LONDON The personal navigation device market was supposed to be one of the rare consumer electronics sectors that analysts were suggesting would defy the global downturn. But TomTom NV (Amsterdam, the Netherlands), one of the biggest players in the field, is laying off 7 percent of its workforce, or 115 people, and said full-year 2008 revenue is likely to miss expectations after disappointing fourth-quarter sales.
Shrinking demand and falling sales also led the company to lower its sales forecast by up to 9 percent as it added it would take an impairment charge on TeleAtlas, the digital maps group it bought last year for Euros 2.9 billion.

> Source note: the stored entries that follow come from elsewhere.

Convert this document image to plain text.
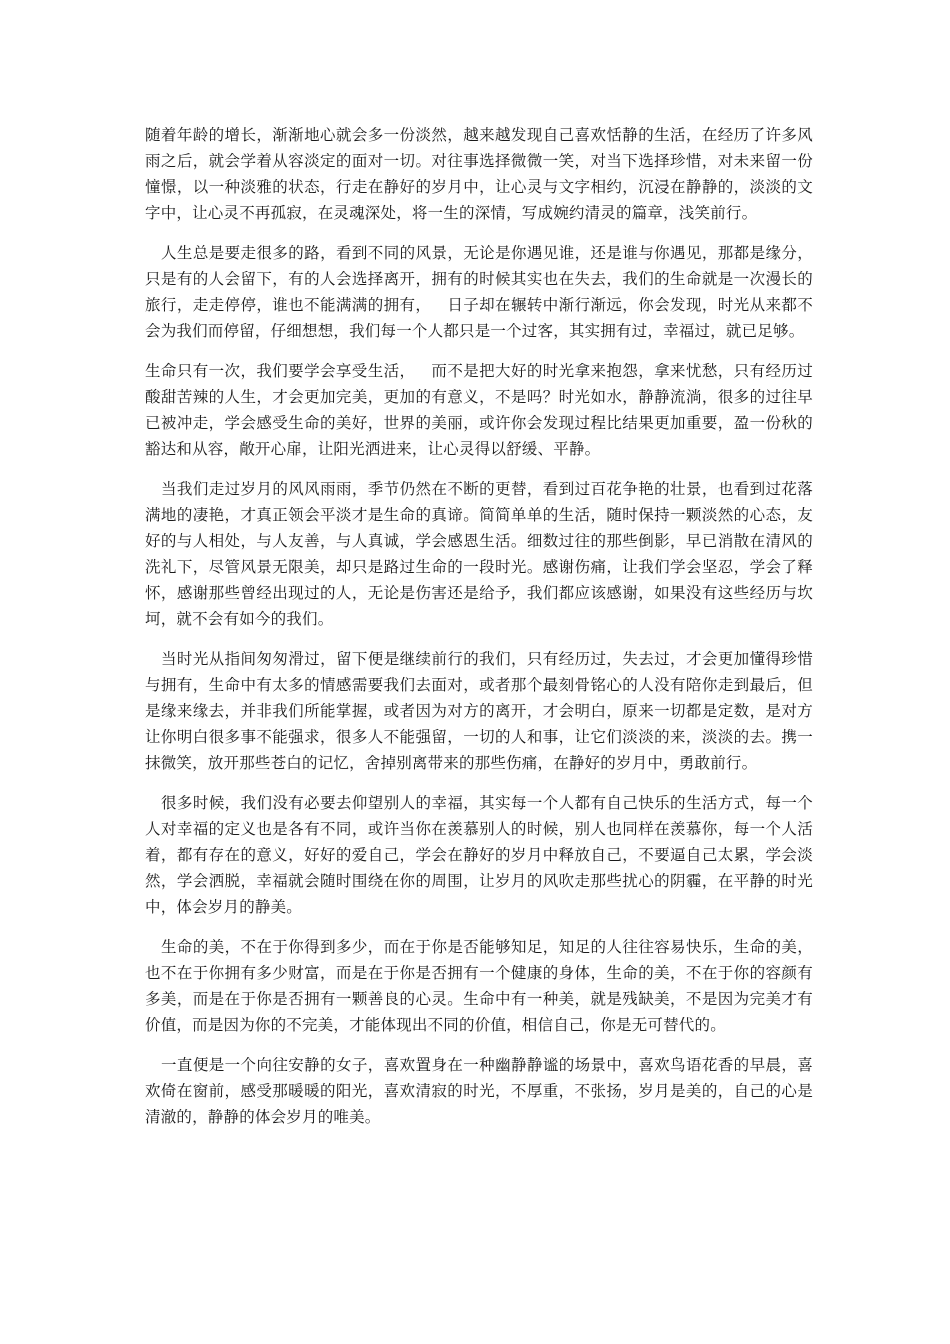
随着年龄的增长，渐渐地心就会多一份淡然，越来越发现自己喜欢恬静的生活，在经历了许多风雨之后，就会学着从容淡定的面对一切。对往事选择微微一笑，对当下选择珍惜，对未来留一份憧憬，以一种淡雅的状态，行走在静好的岁月中，让心灵与文字相约，沉浸在静静的，淡淡的文字中，让心灵不再孤寂，在灵魂深处，将一生的深情，写成婉约清灵的篇章，浅笑前行。

人生总是要走很多的路，看到不同的风景，无论是你遇见谁，还是谁与你遇见，那都是缘分，只是有的人会留下，有的人会选择离开，拥有的时候其实也在失去，我们的生命就是一次漫长的旅行，走走停停，谁也不能满满的拥有，   日子却在辗转中渐行渐远，你会发现，时光从来都不会为我们而停留，仔细想想，我们每一个人都只是一个过客，其实拥有过，幸福过，就已足够。

生命只有一次，我们要学会享受生活，   而不是把大好的时光拿来抱怨，拿来忧愁，只有经历过酸甜苦辣的人生，才会更加完美，更加的有意义，不是吗？时光如水，静静流淌，很多的过往早已被冲走，学会感受生命的美好，世界的美丽，或许你会发现过程比结果更加重要，盈一份秋的豁达和从容，敞开心扉，让阳光洒进来，让心灵得以舒缓、平静。

当我们走过岁月的风风雨雨，季节仍然在不断的更替，看到过百花争艳的壮景，也看到过花落满地的凄艳，才真正领会平淡才是生命的真谛。简简单单的生活，随时保持一颗淡然的心态，友好的与人相处，与人友善，与人真诚，学会感恩生活。细数过往的那些倒影，早已消散在清风的洗礼下，尽管风景无限美，却只是路过生命的一段时光。感谢伤痛，让我们学会坚忍，学会了释怀，感谢那些曾经出现过的人，无论是伤害还是给予，我们都应该感谢，如果没有这些经历与坎坷，就不会有如今的我们。

当时光从指间匆匆滑过，留下便是继续前行的我们，只有经历过，失去过，才会更加懂得珍惜与拥有，生命中有太多的情感需要我们去面对，或者那个最刻骨铭心的人没有陪你走到最后，但是缘来缘去，并非我们所能掌握，或者因为对方的离开，才会明白，原来一切都是定数，是对方让你明白很多事不能强求，很多人不能强留，一切的人和事，让它们淡淡的来，淡淡的去。携一抹微笑，放开那些苍白的记忆，舍掉别离带来的那些伤痛，在静好的岁月中，勇敢前行。

很多时候，我们没有必要去仰望别人的幸福，其实每一个人都有自己快乐的生活方式，每一个人对幸福的定义也是各有不同，或许当你在羡慕别人的时候，别人也同样在羡慕你，每一个人活着，都有存在的意义，好好的爱自己，学会在静好的岁月中释放自己，不要逼自己太累，学会淡然，学会洒脱，幸福就会随时围绕在你的周围，让岁月的风吹走那些扰心的阴霾，在平静的时光中，体会岁月的静美。

生命的美，不在于你得到多少，而在于你是否能够知足，知足的人往往容易快乐，生命的美，也不在于你拥有多少财富，而是在于你是否拥有一个健康的身体，生命的美，不在于你的容颜有多美，而是在于你是否拥有一颗善良的心灵。生命中有一种美，就是残缺美，不是因为完美才有价值，而是因为你的不完美，才能体现出不同的价值，相信自己，你是无可替代的。

一直便是一个向往安静的女子，喜欢置身在一种幽静静谧的场景中，喜欢鸟语花香的早晨，喜欢倚在窗前，感受那暖暖的阳光，喜欢清寂的时光，不厚重，不张扬，岁月是美的，自己的心是清澈的，静静的体会岁月的唯美。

The company stressed Thursday (Jan. 22) the restructuring a does not affect Tele Atlas where reductions are already in progress which will lead to annualized savings of Euros 35 million.
TomTom said it expected to sell slightly more than 12 million units this year, in the lower range of its earlier projections. It anticipated year-end revenues ranging from Euros 1.66 billion ($2.19 billion) to Euros 1.68 billion ($2.21 billion), a drop of 5 percent to 9 percent from its previous guidance.
It added sales in the European and American markets for 2008 were each 1 million units lower that the 18 million it had expected, but said it maintained its market share of 46 percent in Europe and 24 percent in North America, where rival Garmin Ltd. dominates.